Chapter 4 Hypothesis testing

Key concepts: research hypothesis, statistical null and alternative hypothesis, nil hypothesis, test statistic, p value, conditional probability, alpha, significance level (Type I error rate), Type I error, inflated type I error, type II error, Power, critical value, capitalization on chance, one-sided and two-sided tests and tests to which this distinction does not apply, rejection region, Bayesion statistics, confidence intervals.

Summary

In the preceding chapter, we have learned that a confidence interval contains the population values that are plausible, given the sample that we have drawn. In the current chapter, we apply our knowledge of sampling distributions, probability models and parameter estimation to hypothesis testing.

This chapter explores various methods for testing hypotheses. While we primarily focus on the widely used null hypothesis significance testing (NHST), we also discuss how confidence intervals and Bayesian statistics can aid in making decisions about hypotheses.

We will first extensively cover the framework of null hypothesis significance testing (NHST). Section 4.2 covers key concepts such as the null and alternative hypotheses, significance level (alpha), power of a test, p-values, and effect sizes. The section also discusses one-sided and two-sided tests and the importance of sample size in determining the power of a test.

In section 4.3 we offer guidelines for reporting statistical test results. It emphasizes clarity and transparency in presenting findings to different audiences, including fellow scientists and general readers. The section covers the necessary components of a statistical report, such as test statistics, p-values, effect sizes, and confidence intervals.

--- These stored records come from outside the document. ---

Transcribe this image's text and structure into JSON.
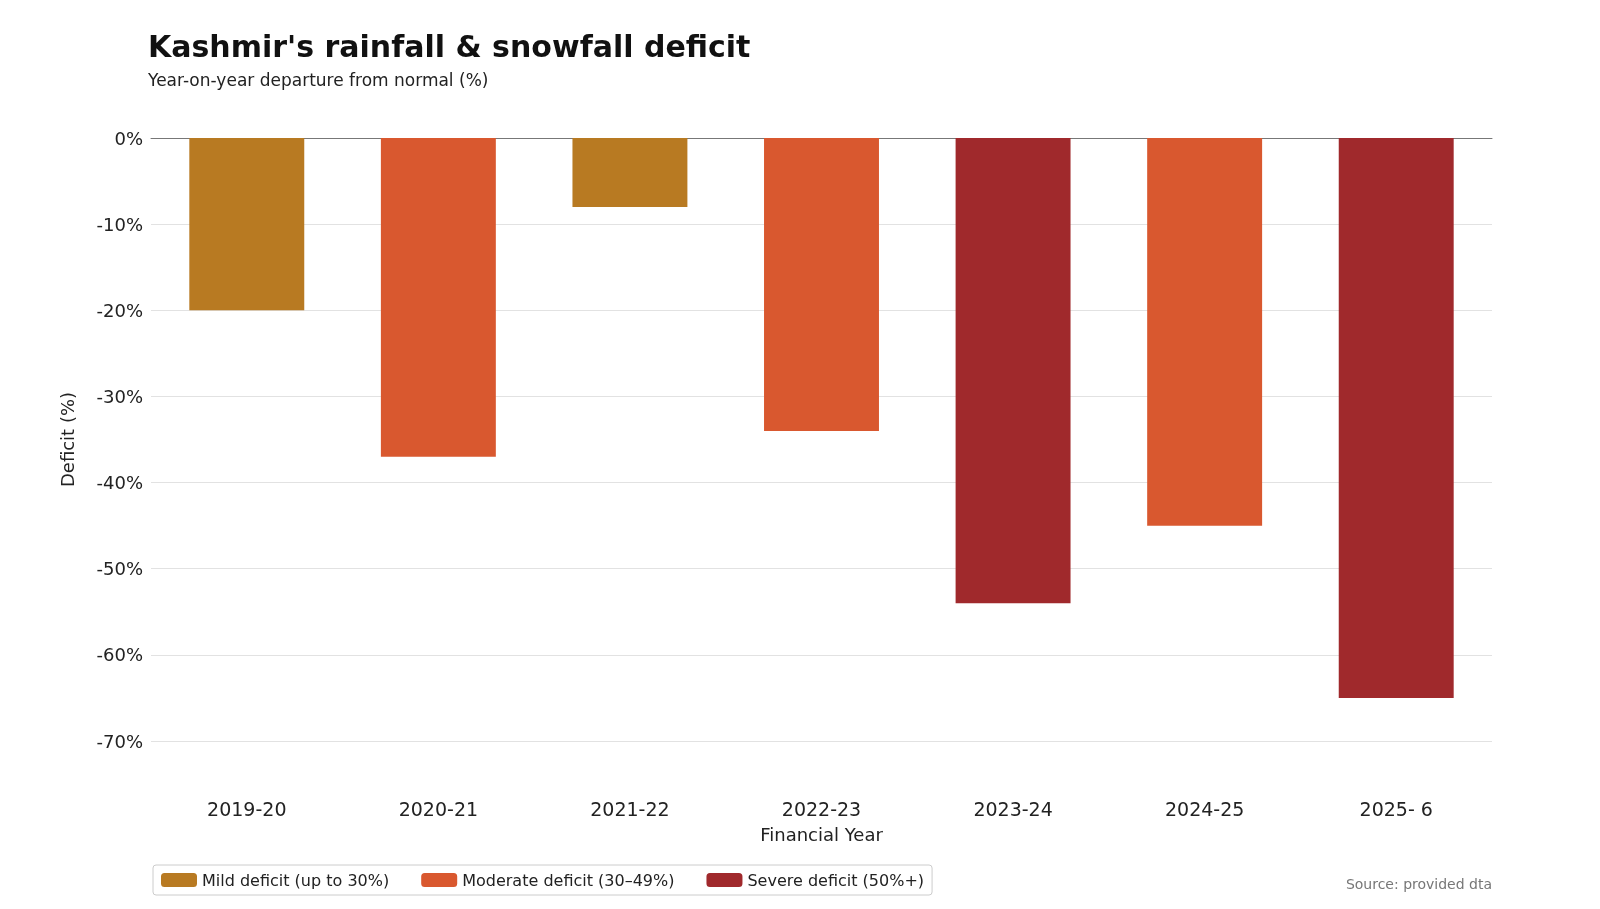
{
  "chart_data": {
    "type": "bar",
    "title": "Kashmir's rainfall & snowfall deficit",
    "subtitle": "Year-on-year departure from normal (%)",
    "xlabel": "Financial Year",
    "ylabel": "Deficit (%)",
    "categories": [
      "2019-20",
      "2020-21",
      "2021-22",
      "2022-23",
      "2023-24",
      "2024-25",
      "2025- 6"
    ],
    "stacked": true,
    "series": [
      {
        "name": "Mild deficit (up to 30%)",
        "color": "#b87a22",
        "values": [
          -20,
          null,
          -8,
          null,
          null,
          null,
          null
        ]
      },
      {
        "name": "Moderate deficit (30–49%)",
        "color": "#d9582f",
        "values": [
          null,
          -37,
          null,
          -34,
          null,
          -45,
          null
        ]
      },
      {
        "name": "Severe deficit (50%+)",
        "color": "#a0292c",
        "values": [
          null,
          null,
          null,
          null,
          -54,
          null,
          -65
        ]
      }
    ],
    "ylim": [
      -70,
      0
    ],
    "yticks": [
      {
        "value": 0,
        "label": "0%"
      },
      {
        "value": -10,
        "label": "-10%"
      },
      {
        "value": -20,
        "label": "-20%"
      },
      {
        "value": -30,
        "label": "-30%"
      },
      {
        "value": -40,
        "label": "-40%"
      },
      {
        "value": -50,
        "label": "-50%"
      },
      {
        "value": -60,
        "label": "-60%"
      },
      {
        "value": -70,
        "label": "-70%"
      }
    ],
    "grid": "y",
    "legend": "bottom left",
    "annotations": [
      "Source: provided dta"
    ]
  }
}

Section 4.4 on Statistical Test Selection guides the selection of appropriate statistical tests based on the data and research questions. It provides a framework for choosing tests by considering factors such as the type of data, the number of groups being compared, and the study design. The section includes flowcharts and examples to illustrate the decision-making process.

We continue with a discussion of confidence intervals as an alternative to hypothesis testing in section 4.5. It explains how confidence intervals provide a range of plausible values for population parameters and how they can be used to make inferences about hypotheses. The section also discusses bootstrapped confidence intervals and their application.

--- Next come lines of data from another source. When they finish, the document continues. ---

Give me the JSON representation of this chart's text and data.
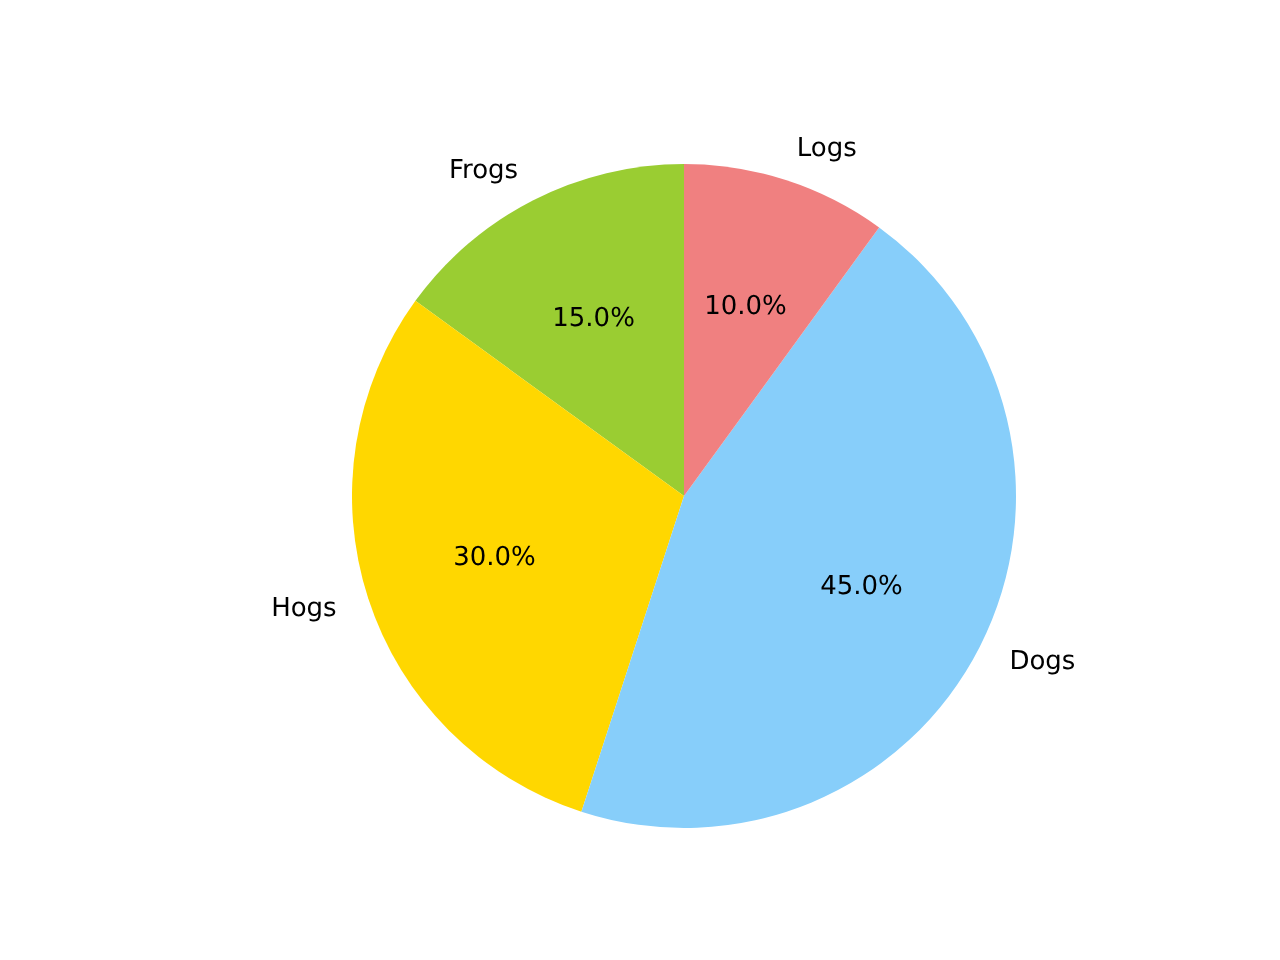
{
  "chart_data": {
    "type": "pie",
    "categories": [
      "Frogs",
      "Hogs",
      "Dogs",
      "Logs"
    ],
    "values": [
      15,
      30,
      45,
      10
    ],
    "colors": [
      "#9acd32",
      "#ffd700",
      "#87cefa",
      "#f08080"
    ],
    "value_labels": [
      "15.0%",
      "30.0%",
      "45.0%",
      "10.0%"
    ],
    "legend": false
  }
}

We follow up with Bayesian hypothesis testing, contrasting it with frequentist methods. We explain the Bayesian approach of updating prior beliefs with data to obtain posterior probabilities. The section (4.6) covers the concepts of prior, likelihood, and posterior distributions, and how they are used to make decisions about hypotheses.

In the final section (4.7) we critically examine the limitations and criticisms of null hypothesis significance testing. We discuss issues such as the misinterpretation of p-values, the overemphasis on statistical significance over practical significance, and the risks of data dredging and publication bias. The section advocates for a more nuanced understanding and reporting of statistical results.